I will further show how self-supervision can be used also for “Mind-Reading” (recovering observed visual information from fMRI brain recordings), when only few fMRI training examples are available.



 

 

Ethical Creation of Ethical Data

João Freitas
PagerDuty
Portugal
 

Brief Bio
João Freitas is General Manager and Engineering Site Lead at Pager Duty. João is the main representative of the Lisbon office and is responsible for its growth, expansion, and culture.
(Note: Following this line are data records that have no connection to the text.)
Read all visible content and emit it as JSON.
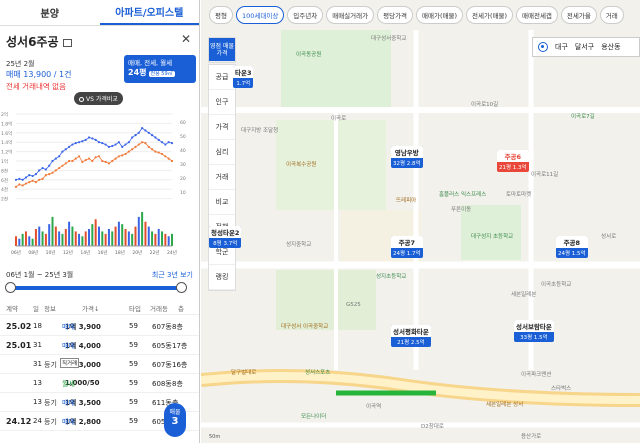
{
  "tabs": [
    "분양",
    "아파트/오피스텔"
  ],
  "complex": {
    "name": "성서6주공",
    "date": "25년 2월",
    "price": "매매 13,900 / 1건",
    "no_jeonse": "전세 거래내역 없음",
    "filter_line1": "매매, 전세, 월세",
    "filter_line2": "24평",
    "filter_tag": "전용 59㎡",
    "vs_label": "VS 가격비교"
  },
  "chart_data": {
    "type": "line",
    "title": "",
    "xlabel": "",
    "ylabel": "",
    "x_labels": [
      "06년",
      "08년",
      "10년",
      "12년",
      "14년",
      "16년",
      "18년",
      "20년",
      "22년",
      "24년"
    ],
    "y_left_ticks": [
      "2억",
      "1.8억",
      "1.6억",
      "1.4억",
      "1.2억",
      "1억",
      "8천",
      "6천",
      "4천",
      "2천"
    ],
    "y_right_ticks": [
      "60",
      "50",
      "40",
      "30",
      "20",
      "10"
    ],
    "ylim_left": [
      0,
      2
    ],
    "ylim_right": [
      0,
      60
    ],
    "series": [
      {
        "color": "#3a64e8",
        "values": [
          0.6,
          0.62,
          0.6,
          0.65,
          0.7,
          0.68,
          0.72,
          0.8,
          0.85,
          0.82,
          0.9,
          1.0,
          1.05,
          1.1,
          1.2,
          1.25,
          1.3,
          1.35,
          1.38,
          1.4,
          1.42,
          1.45,
          1.5,
          1.48,
          1.45,
          1.4,
          1.38,
          1.35,
          1.3,
          1.32,
          1.35,
          1.4,
          1.3,
          1.35,
          1.4,
          1.5,
          1.55,
          1.6,
          1.7,
          1.65,
          1.6,
          1.55,
          1.5,
          1.45,
          1.4,
          1.35,
          1.4,
          1.38
        ]
      },
      {
        "color": "#f07a3a",
        "values": [
          0.45,
          0.5,
          0.48,
          0.52,
          0.55,
          0.58,
          0.55,
          0.6,
          0.62,
          0.7,
          0.72,
          0.75,
          0.8,
          0.85,
          0.9,
          0.95,
          1.0,
          1.0,
          1.05,
          1.1,
          0.98,
          1.02,
          1.05,
          1.0,
          1.08,
          1.1,
          1.0,
          0.98,
          0.95,
          1.0,
          1.05,
          1.1,
          1.12,
          1.15,
          1.2,
          1.25,
          1.3,
          1.35,
          1.4,
          1.38,
          1.3,
          1.25,
          1.2,
          1.18,
          1.15,
          1.1,
          1.05,
          1.0
        ]
      }
    ],
    "volume": [
      4,
      3,
      5,
      6,
      4,
      3,
      7,
      8,
      6,
      5,
      9,
      12,
      8,
      6,
      5,
      7,
      10,
      8,
      6,
      5,
      4,
      6,
      7,
      9,
      11,
      8,
      6,
      5,
      7,
      6,
      8,
      10,
      9,
      7,
      6,
      5,
      8,
      12,
      14,
      10,
      8,
      6,
      5,
      7,
      6,
      5,
      4,
      5
    ]
  },
  "range": {
    "label": "06년 1월 ~ 25년 3월",
    "recent": "최근 3년 보기"
  },
  "table": {
    "headers": [
      "계약",
      "일",
      "정보",
      "가격↓",
      "타입",
      "거래동",
      "층"
    ],
    "rows": [
      {
        "month": "25.02",
        "day": "18",
        "info": "",
        "type_word": "매매",
        "price": "1억 3,900",
        "size": "59",
        "dong": "607동",
        "floor": "8층"
      },
      {
        "month": "25.01",
        "day": "31",
        "info": "",
        "type_word": "매매",
        "price": "1억 4,000",
        "size": "59",
        "dong": "605동",
        "floor": "17층"
      },
      {
        "month": "",
        "day": "31",
        "info": "등기",
        "type_word": "매매",
        "price": "1억 3,000",
        "size": "59",
        "dong": "607동",
        "floor": "16층"
      },
      {
        "month": "",
        "day": "13",
        "info": "",
        "type_word": "월세",
        "price": "1,000/50",
        "size": "59",
        "dong": "608동",
        "floor": "8층"
      },
      {
        "month": "",
        "day": "13",
        "info": "등기",
        "type_word": "매매",
        "price": "1억 3,500",
        "size": "59",
        "dong": "611동",
        "floor": "층"
      },
      {
        "month": "24.12",
        "day": "24",
        "info": "등기",
        "type_word": "매매",
        "price": "1억 2,800",
        "size": "59",
        "dong": "605동",
        "floor": "층"
      }
    ],
    "direct_tag": "직거래"
  },
  "fab": {
    "label": "매물",
    "count": "3"
  },
  "filters": [
    "평형",
    "100세대이상",
    "입주년차",
    "매매실거래가",
    "평당가격",
    "매매가(매물)",
    "전세가(매물)",
    "매매전세갭",
    "전세가율",
    "거래"
  ],
  "location": [
    "대구",
    "달서구",
    "용산동"
  ],
  "side_menu": [
    "영점 매물가격",
    "공급",
    "인구",
    "가격",
    "심리",
    "거래",
    "비교",
    "정책",
    "학군",
    "랭킹"
  ],
  "markers": [
    {
      "name": "타운3",
      "price": "1.7억"
    },
    {
      "name": "영남우방",
      "price": "32평 2.8억"
    },
    {
      "name": "주공6",
      "price": "21평 1.3억"
    },
    {
      "name": "청성타운2",
      "price": "8평 3.7억"
    },
    {
      "name": "주공7",
      "price": "24평 1.7억"
    },
    {
      "name": "주공8",
      "price": "24평 1.5억"
    },
    {
      "name": "성서평화타운",
      "price": "21평 2.5억"
    },
    {
      "name": "성서보람타운",
      "price": "33평 1.5억"
    }
  ],
  "map_labels": [
    "대구성서중학교",
    "이곡동공원",
    "대구지방 조달청",
    "이곡복수공원",
    "이곡로",
    "이곡로7길",
    "이곡로10길",
    "이곡로11길",
    "뜨레피아",
    "홈플러스 익스프레스",
    "푸른이동",
    "토마토마켓",
    "성지중학교",
    "대구성지 초등학교",
    "이곡초등학교",
    "세븐일레븐",
    "성서로",
    "성지초등학교",
    "대구성서 이곡중학교",
    "G525",
    "이곡역",
    "성서스포츠",
    "이곡파크맨션",
    "세븐일레븐 성서",
    "스타벅스",
    "모든나이더",
    "D2창대로",
    "용산가로",
    "달구벌대로"
  ]
}
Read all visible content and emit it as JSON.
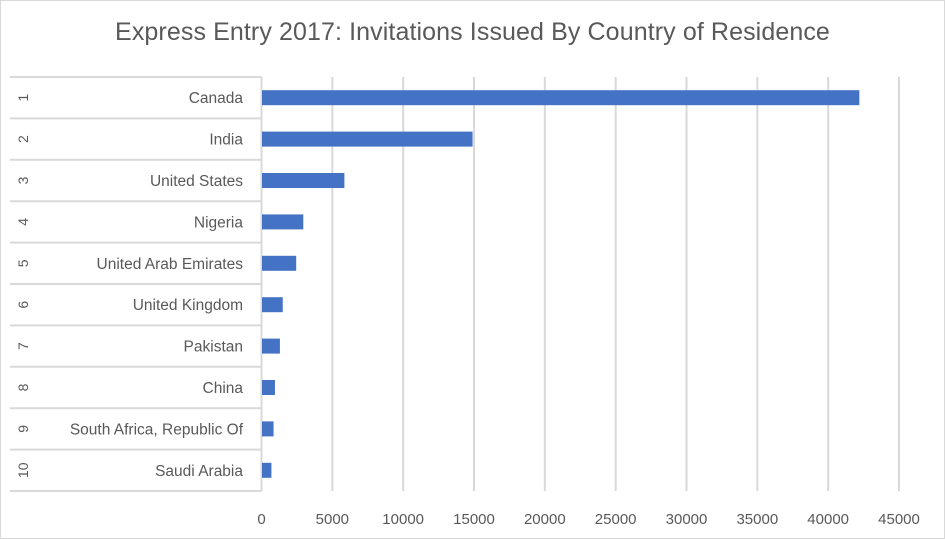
{
  "chart_data": {
    "type": "bar",
    "orientation": "horizontal",
    "title": "Express Entry 2017: Invitations Issued By Country of Residence",
    "xlabel": "",
    "ylabel": "",
    "xlim": [
      0,
      45000
    ],
    "x_ticks": [
      0,
      5000,
      10000,
      15000,
      20000,
      25000,
      30000,
      35000,
      40000,
      45000
    ],
    "x_tick_labels": [
      "0",
      "5000",
      "10000",
      "15000",
      "20000",
      "25000",
      "30000",
      "35000",
      "40000",
      "45000"
    ],
    "grid": "vertical",
    "legend": "none",
    "bar_color": "#4472C4",
    "categories": [
      {
        "rank": "1",
        "name": "Canada"
      },
      {
        "rank": "2",
        "name": "India"
      },
      {
        "rank": "3",
        "name": "United States"
      },
      {
        "rank": "4",
        "name": "Nigeria"
      },
      {
        "rank": "5",
        "name": "United Arab Emirates"
      },
      {
        "rank": "6",
        "name": "United Kingdom"
      },
      {
        "rank": "7",
        "name": "Pakistan"
      },
      {
        "rank": "8",
        "name": "China"
      },
      {
        "rank": "9",
        "name": "South Africa, Republic Of"
      },
      {
        "rank": "10",
        "name": "Saudi Arabia"
      }
    ],
    "series": [
      {
        "name": "Invitations Issued",
        "values": [
          42200,
          14900,
          5850,
          2950,
          2450,
          1500,
          1300,
          950,
          850,
          700
        ]
      }
    ]
  }
}
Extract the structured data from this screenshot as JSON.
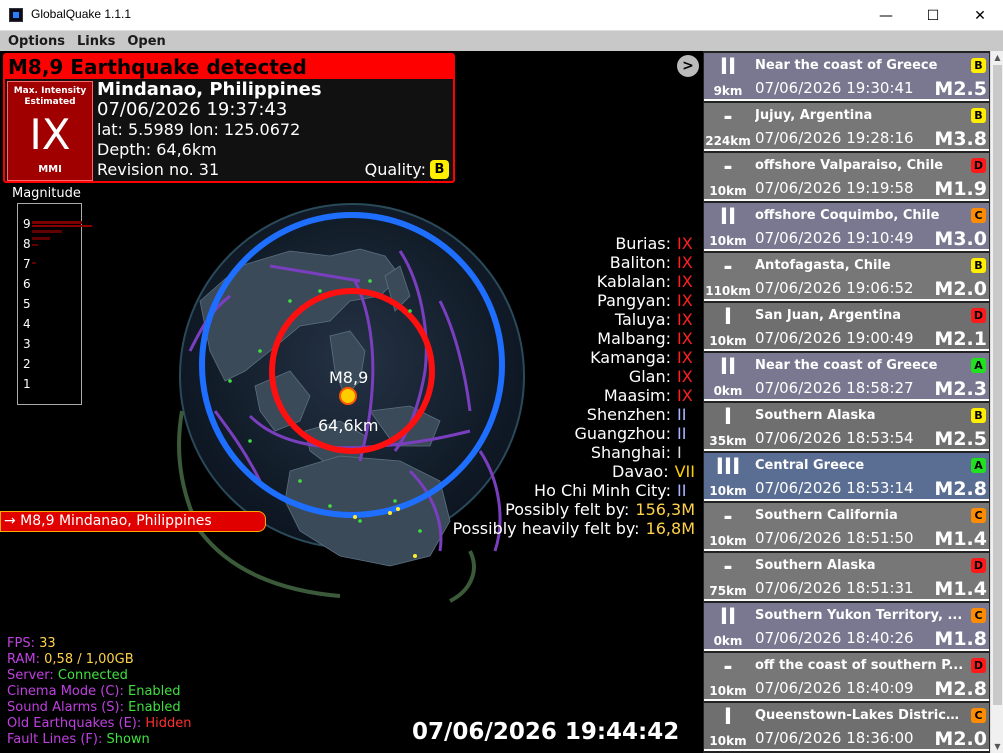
{
  "window": {
    "title": "GlobalQuake 1.1.1",
    "minimize": "—",
    "maximize": "☐",
    "close": "✕"
  },
  "menu": [
    "Options",
    "Links",
    "Open"
  ],
  "alert": {
    "header": "M8,9 Earthquake detected",
    "intensity_label_1": "Max. Intensity",
    "intensity_label_2": "Estimated",
    "intensity": "IX",
    "scale": "MMI",
    "location": "Mindanao, Philippines",
    "time": "07/06/2026 19:37:43",
    "coords": "lat: 5.5989 lon: 125.0672",
    "depth": "Depth: 64,6km",
    "revision": "Revision no. 31",
    "quality_label": "Quality:",
    "quality": "B"
  },
  "magnitude_panel": {
    "title": "Magnitude",
    "ticks": [
      "9",
      "8",
      "7",
      "6",
      "5",
      "4",
      "3",
      "2",
      "1"
    ]
  },
  "map_labels": {
    "magnitude": "M8,9",
    "depth": "64,6km"
  },
  "cities": [
    {
      "name": "Burias:",
      "value": "IX",
      "color": "#ff2020"
    },
    {
      "name": "Baliton:",
      "value": "IX",
      "color": "#ff2020"
    },
    {
      "name": "Kablalan:",
      "value": "IX",
      "color": "#ff2020"
    },
    {
      "name": "Pangyan:",
      "value": "IX",
      "color": "#ff2020"
    },
    {
      "name": "Taluya:",
      "value": "IX",
      "color": "#ff2020"
    },
    {
      "name": "Malbang:",
      "value": "IX",
      "color": "#ff2020"
    },
    {
      "name": "Kamanga:",
      "value": "IX",
      "color": "#ff2020"
    },
    {
      "name": "Glan:",
      "value": "IX",
      "color": "#ff2020"
    },
    {
      "name": "Maasim:",
      "value": "IX",
      "color": "#ff2020"
    },
    {
      "name": "Shenzhen:",
      "value": "II",
      "color": "#aab4ff"
    },
    {
      "name": "Guangzhou:",
      "value": "II",
      "color": "#aab4ff"
    },
    {
      "name": "Shanghai:",
      "value": "I",
      "color": "#dddddd"
    },
    {
      "name": "Davao:",
      "value": "VII",
      "color": "#ffd000"
    },
    {
      "name": "Ho Chi Minh City:",
      "value": "II",
      "color": "#aab4ff"
    }
  ],
  "felt": [
    {
      "label": "Possibly felt by:",
      "value": "156,3M"
    },
    {
      "label": "Possibly heavily felt by:",
      "value": "16,8M"
    }
  ],
  "quake_tag": "→ M8,9 Mindanao, Philippines",
  "next_button": ">",
  "status": [
    {
      "label": "FPS: ",
      "value": "33",
      "color": "#ffd24a"
    },
    {
      "label": "RAM: ",
      "value": "0,58 / 1,00GB",
      "color": "#ffd24a"
    },
    {
      "label": "Server: ",
      "value": "Connected",
      "color": "#40e040"
    },
    {
      "label": "Cinema Mode (C): ",
      "value": "Enabled",
      "color": "#40e040"
    },
    {
      "label": "Sound Alarms (S): ",
      "value": "Enabled",
      "color": "#40e040"
    },
    {
      "label": "Old Earthquakes (E): ",
      "value": "Hidden",
      "color": "#ff3030"
    },
    {
      "label": "Fault Lines (F): ",
      "value": "Shown",
      "color": "#40e040"
    }
  ],
  "clock": "07/06/2026 19:44:42",
  "earthquakes": [
    {
      "intensity": "II",
      "depth": "9km",
      "region": "Near the coast of Greece",
      "time": "07/06/2026 19:30:41",
      "mag": "M2.5",
      "quality": "B",
      "qcolor": "#ffee00",
      "bg": "#7a7890"
    },
    {
      "intensity": "-",
      "depth": "224km",
      "region": "Jujuy, Argentina",
      "time": "07/06/2026 19:28:16",
      "mag": "M3.8",
      "quality": "B",
      "qcolor": "#ffee00",
      "bg": "#777777"
    },
    {
      "intensity": "-",
      "depth": "10km",
      "region": "offshore Valparaiso, Chile",
      "time": "07/06/2026 19:19:58",
      "mag": "M1.9",
      "quality": "D",
      "qcolor": "#ff1a1a",
      "bg": "#777777"
    },
    {
      "intensity": "II",
      "depth": "10km",
      "region": "offshore Coquimbo, Chile",
      "time": "07/06/2026 19:10:49",
      "mag": "M3.0",
      "quality": "C",
      "qcolor": "#ff8c00",
      "bg": "#7a7890"
    },
    {
      "intensity": "-",
      "depth": "110km",
      "region": "Antofagasta, Chile",
      "time": "07/06/2026 19:06:52",
      "mag": "M2.0",
      "quality": "B",
      "qcolor": "#ffee00",
      "bg": "#777777"
    },
    {
      "intensity": "I",
      "depth": "10km",
      "region": "San Juan, Argentina",
      "time": "07/06/2026 19:00:49",
      "mag": "M2.1",
      "quality": "D",
      "qcolor": "#ff1a1a",
      "bg": "#6f6f6f"
    },
    {
      "intensity": "II",
      "depth": "0km",
      "region": "Near the coast of Greece",
      "time": "07/06/2026 18:58:27",
      "mag": "M2.3",
      "quality": "A",
      "qcolor": "#20e020",
      "bg": "#7a7890"
    },
    {
      "intensity": "I",
      "depth": "35km",
      "region": "Southern Alaska",
      "time": "07/06/2026 18:53:54",
      "mag": "M2.5",
      "quality": "B",
      "qcolor": "#ffee00",
      "bg": "#6f6f6f"
    },
    {
      "intensity": "III",
      "depth": "10km",
      "region": "Central Greece",
      "time": "07/06/2026 18:53:14",
      "mag": "M2.8",
      "quality": "A",
      "qcolor": "#20e020",
      "bg": "#5a6e94"
    },
    {
      "intensity": "-",
      "depth": "10km",
      "region": "Southern California",
      "time": "07/06/2026 18:51:50",
      "mag": "M1.4",
      "quality": "C",
      "qcolor": "#ff8c00",
      "bg": "#777777"
    },
    {
      "intensity": "-",
      "depth": "75km",
      "region": "Southern Alaska",
      "time": "07/06/2026 18:51:31",
      "mag": "M1.4",
      "quality": "D",
      "qcolor": "#ff1a1a",
      "bg": "#777777"
    },
    {
      "intensity": "II",
      "depth": "0km",
      "region": "Southern Yukon Territory, ...",
      "time": "07/06/2026 18:40:26",
      "mag": "M1.8",
      "quality": "C",
      "qcolor": "#ff8c00",
      "bg": "#7a7890"
    },
    {
      "intensity": "-",
      "depth": "10km",
      "region": "off the coast of southern P...",
      "time": "07/06/2026 18:40:09",
      "mag": "M2.8",
      "quality": "D",
      "qcolor": "#ff1a1a",
      "bg": "#777777"
    },
    {
      "intensity": "I",
      "depth": "10km",
      "region": "Queenstown-Lakes District...",
      "time": "07/06/2026 18:36:00",
      "mag": "M2.0",
      "quality": "C",
      "qcolor": "#ff8c00",
      "bg": "#6f6f6f"
    }
  ]
}
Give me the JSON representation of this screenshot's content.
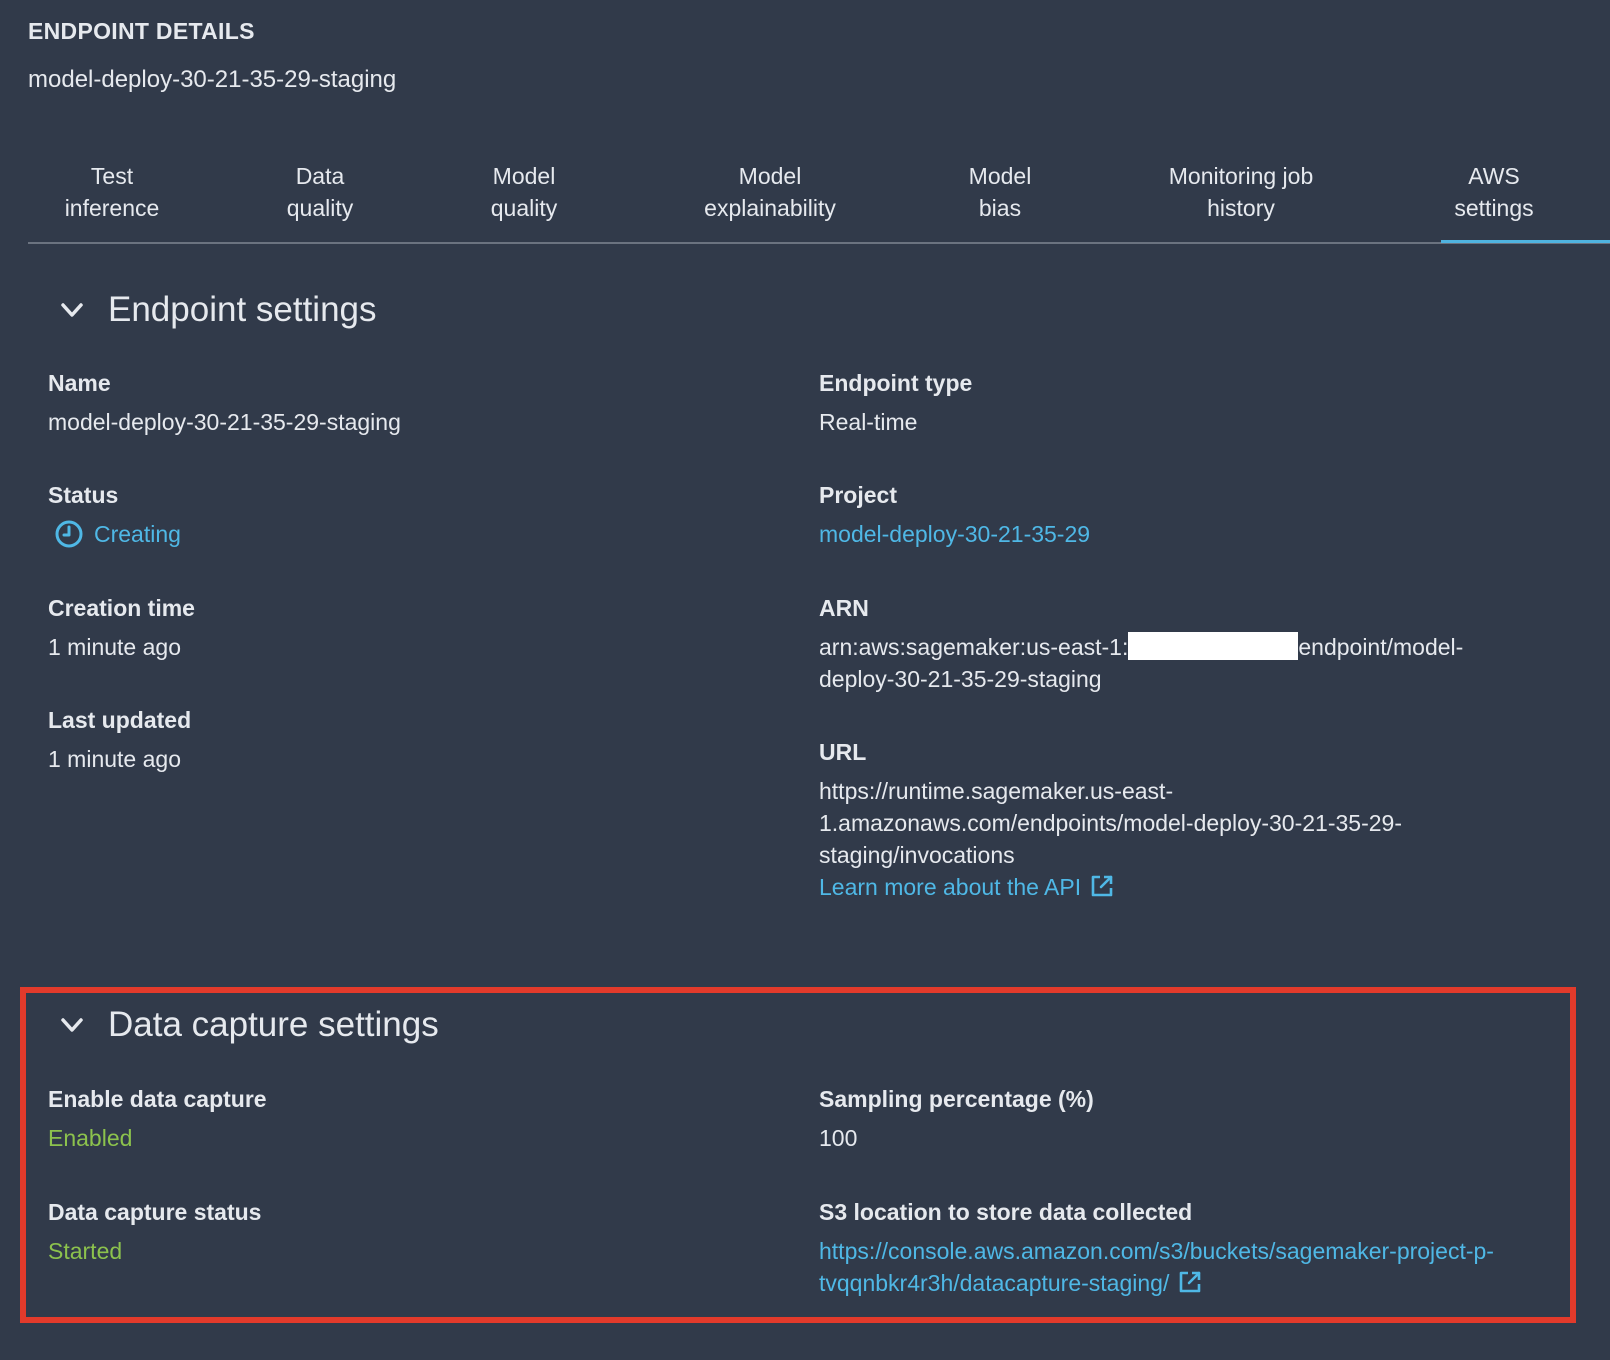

With more than 16 years of experience in Software Development, Machine Learning, and as a People Manager, he was previously CTO at a startup in the area of Artificial Intelligence and has taken several roles at Microsoft in the areas of Speech Technologies and Big Data. João also holds a PhD in the areas of speech technology and human-computer interaction and filed several patents and published over 40 articles in peer-reviewed international conferences and journals. He is also the author and co-author of book chapters and one book.  


Abstract
Artificial Intelligence (AI) has become ubiquitous and we, as a society, have become AI consumers. Today the debate around AI in terms of its definition, risks, economic impact, and safety is more lively than ever. As technology and products become more mature, companies are starting to realize the need for investing in more responsible and transparent AI systems. We've also observed in the last years a change from a mode-centric approach, to a data-centric view, where the emphasis is placed on the quality of the data. However, ethical, fair, unbiased data comes at a cost. And, on our road to data democratization, we cannot forget about these sustainability pillars for AI systems. In this keynote, we will talk about the challenges in the creation of ethical, fair, and unbiased datasets and the importance of having an ethical data stamp that guarantees that we leave no one out.